The simplest approach by a long way. Brew a strong beer, then water it down until it dips below 0.5% ABV. You almost never see this used on its own because the result tends to be thin and unsatisfying. It does sometimes show up as a final tweak alongside one of the other methods, especially when a brewer overshoots on alcohol after distillation and needs to bring the number down.

Hybrid approaches

Hybrid approaches #

Most modern craft non-alcoholic brewers don't pick one method and stop there. They combine techniques, often pairing a low-ABV fermentation with a special yeast, then making small adjustments at the end to land on the right flavor profile. The lineup from Athletic Brewing is the canonical example: a proprietary process that controls fermentation through carefully chosen yeasts and ingredients, without ever removing alcohol after the fact. The exact recipe is often a closely guarded secret, and the best examples are usually a thoughtful blend rather than a single technique.

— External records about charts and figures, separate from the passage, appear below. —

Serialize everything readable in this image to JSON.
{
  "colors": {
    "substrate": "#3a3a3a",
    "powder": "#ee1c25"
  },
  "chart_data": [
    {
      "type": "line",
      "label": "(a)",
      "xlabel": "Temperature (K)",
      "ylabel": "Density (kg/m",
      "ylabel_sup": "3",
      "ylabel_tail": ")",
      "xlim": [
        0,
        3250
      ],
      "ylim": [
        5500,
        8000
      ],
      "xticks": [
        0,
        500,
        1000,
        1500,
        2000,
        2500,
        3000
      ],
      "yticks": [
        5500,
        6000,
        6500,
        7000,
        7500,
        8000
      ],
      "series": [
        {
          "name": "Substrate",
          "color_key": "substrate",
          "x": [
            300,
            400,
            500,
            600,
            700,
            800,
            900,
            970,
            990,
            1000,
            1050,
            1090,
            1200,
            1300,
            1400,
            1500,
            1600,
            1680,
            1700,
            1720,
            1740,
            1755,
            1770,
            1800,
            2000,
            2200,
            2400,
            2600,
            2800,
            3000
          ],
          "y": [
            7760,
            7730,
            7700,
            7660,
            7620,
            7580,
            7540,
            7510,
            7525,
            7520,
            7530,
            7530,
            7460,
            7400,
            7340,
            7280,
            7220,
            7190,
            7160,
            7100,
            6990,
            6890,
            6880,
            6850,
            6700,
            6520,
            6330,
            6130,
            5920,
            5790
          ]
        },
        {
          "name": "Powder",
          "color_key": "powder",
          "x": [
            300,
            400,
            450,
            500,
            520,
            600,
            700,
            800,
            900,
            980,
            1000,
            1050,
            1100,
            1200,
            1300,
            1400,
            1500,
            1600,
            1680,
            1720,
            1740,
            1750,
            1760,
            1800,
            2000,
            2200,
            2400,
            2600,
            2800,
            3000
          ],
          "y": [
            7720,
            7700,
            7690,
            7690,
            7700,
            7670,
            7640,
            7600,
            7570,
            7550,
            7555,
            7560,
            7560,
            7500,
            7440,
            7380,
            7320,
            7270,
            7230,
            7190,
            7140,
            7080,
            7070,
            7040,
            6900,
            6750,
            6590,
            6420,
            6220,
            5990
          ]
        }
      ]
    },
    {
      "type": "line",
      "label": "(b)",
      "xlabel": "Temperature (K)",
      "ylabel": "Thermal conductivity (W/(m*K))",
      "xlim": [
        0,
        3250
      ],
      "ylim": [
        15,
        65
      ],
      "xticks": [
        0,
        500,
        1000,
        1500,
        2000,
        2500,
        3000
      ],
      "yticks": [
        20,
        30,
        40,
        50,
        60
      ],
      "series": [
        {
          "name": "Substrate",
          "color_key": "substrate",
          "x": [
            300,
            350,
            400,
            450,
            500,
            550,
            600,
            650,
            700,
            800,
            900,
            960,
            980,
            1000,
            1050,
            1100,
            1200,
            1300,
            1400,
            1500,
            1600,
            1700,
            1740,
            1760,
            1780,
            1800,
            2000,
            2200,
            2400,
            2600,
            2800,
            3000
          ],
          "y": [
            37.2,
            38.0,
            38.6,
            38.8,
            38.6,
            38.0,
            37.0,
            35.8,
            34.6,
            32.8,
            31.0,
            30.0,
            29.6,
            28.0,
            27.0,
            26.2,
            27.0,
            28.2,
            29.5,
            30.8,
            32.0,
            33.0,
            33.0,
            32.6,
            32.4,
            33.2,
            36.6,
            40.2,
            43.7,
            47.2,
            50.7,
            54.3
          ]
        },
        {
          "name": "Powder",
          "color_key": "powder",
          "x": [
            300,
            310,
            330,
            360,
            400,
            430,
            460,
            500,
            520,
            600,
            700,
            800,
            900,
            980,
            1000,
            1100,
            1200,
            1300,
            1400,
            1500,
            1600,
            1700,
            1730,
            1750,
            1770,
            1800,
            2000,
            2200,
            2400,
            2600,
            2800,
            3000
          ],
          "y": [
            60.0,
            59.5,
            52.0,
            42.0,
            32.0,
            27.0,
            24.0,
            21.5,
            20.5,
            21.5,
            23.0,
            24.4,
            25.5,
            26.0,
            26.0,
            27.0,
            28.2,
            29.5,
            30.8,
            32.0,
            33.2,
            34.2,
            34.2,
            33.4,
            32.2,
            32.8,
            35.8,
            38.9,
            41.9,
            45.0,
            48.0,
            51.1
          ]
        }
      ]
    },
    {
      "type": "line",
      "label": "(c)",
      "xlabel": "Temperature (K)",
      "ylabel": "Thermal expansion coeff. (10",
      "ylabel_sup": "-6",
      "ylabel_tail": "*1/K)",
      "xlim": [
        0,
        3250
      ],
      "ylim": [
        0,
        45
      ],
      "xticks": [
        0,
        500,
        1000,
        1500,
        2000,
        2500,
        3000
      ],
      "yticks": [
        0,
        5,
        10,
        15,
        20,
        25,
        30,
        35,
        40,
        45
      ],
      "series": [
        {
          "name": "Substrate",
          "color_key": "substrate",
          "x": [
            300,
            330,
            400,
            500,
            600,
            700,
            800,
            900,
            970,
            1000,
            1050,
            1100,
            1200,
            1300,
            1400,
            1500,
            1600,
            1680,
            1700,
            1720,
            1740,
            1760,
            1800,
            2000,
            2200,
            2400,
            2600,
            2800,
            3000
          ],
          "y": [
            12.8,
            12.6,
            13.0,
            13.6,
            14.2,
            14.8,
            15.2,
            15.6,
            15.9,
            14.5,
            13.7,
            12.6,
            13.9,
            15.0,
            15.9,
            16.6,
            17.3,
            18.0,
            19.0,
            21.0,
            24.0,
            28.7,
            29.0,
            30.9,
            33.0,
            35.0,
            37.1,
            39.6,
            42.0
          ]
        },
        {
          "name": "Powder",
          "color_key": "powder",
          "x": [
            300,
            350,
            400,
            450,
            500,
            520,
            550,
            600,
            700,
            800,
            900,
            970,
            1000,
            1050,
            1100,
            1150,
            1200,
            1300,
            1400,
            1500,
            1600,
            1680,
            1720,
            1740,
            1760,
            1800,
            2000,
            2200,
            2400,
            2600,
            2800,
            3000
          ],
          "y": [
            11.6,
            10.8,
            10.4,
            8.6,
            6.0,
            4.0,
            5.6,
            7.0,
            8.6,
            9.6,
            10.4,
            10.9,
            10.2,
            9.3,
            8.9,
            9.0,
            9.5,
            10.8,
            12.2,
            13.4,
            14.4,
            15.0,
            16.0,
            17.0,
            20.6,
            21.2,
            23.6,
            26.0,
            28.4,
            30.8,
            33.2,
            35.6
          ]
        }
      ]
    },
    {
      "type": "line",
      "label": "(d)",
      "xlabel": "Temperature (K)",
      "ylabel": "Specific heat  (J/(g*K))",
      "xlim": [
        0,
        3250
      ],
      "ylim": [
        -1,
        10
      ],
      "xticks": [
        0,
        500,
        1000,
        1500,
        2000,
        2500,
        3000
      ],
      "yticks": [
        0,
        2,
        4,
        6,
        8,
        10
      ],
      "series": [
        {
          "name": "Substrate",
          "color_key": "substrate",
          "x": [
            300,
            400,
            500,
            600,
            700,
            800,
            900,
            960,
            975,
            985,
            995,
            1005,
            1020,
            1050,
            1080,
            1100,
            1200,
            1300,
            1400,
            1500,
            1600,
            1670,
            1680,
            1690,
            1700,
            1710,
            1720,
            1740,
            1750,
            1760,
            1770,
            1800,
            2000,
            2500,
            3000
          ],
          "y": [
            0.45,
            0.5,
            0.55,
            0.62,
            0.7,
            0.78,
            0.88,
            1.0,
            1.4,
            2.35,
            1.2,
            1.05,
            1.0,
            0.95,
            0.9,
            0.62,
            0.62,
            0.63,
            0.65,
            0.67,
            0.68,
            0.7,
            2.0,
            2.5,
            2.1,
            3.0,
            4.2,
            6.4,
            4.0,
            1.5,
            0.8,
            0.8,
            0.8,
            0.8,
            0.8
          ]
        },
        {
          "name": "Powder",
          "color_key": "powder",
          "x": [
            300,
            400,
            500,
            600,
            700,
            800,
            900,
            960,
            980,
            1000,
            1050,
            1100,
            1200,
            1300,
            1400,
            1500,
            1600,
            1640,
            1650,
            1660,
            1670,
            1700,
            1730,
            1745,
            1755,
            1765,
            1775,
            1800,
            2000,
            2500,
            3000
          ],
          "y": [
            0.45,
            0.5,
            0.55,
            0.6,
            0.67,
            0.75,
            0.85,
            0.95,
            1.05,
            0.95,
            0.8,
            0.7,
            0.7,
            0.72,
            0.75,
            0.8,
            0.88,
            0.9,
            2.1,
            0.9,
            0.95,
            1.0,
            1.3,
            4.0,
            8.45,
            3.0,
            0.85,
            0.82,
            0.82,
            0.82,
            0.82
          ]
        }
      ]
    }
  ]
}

What it means at the bar #

Once you know the methods, the differences in the glass start to make sense. A sweet, malty, slightly wort-forward non-alcoholic lager? Probably arrested fermentation. A clean, hop-aromatic IPA that tastes like a real IPA? Likely a special yeast or vacuum distillation. A polished, true-to-the-original take on a well-known beer? Probably reverse osmosis. There is no right answer, and great beers come from each approach. The point is that someone, somewhere, made a choice, and that choice is part of what you're tasting.

If you want to dig further, take a look at the reviews and watch for hints about how each one was made. The more you taste, the easier the patterns become to spot.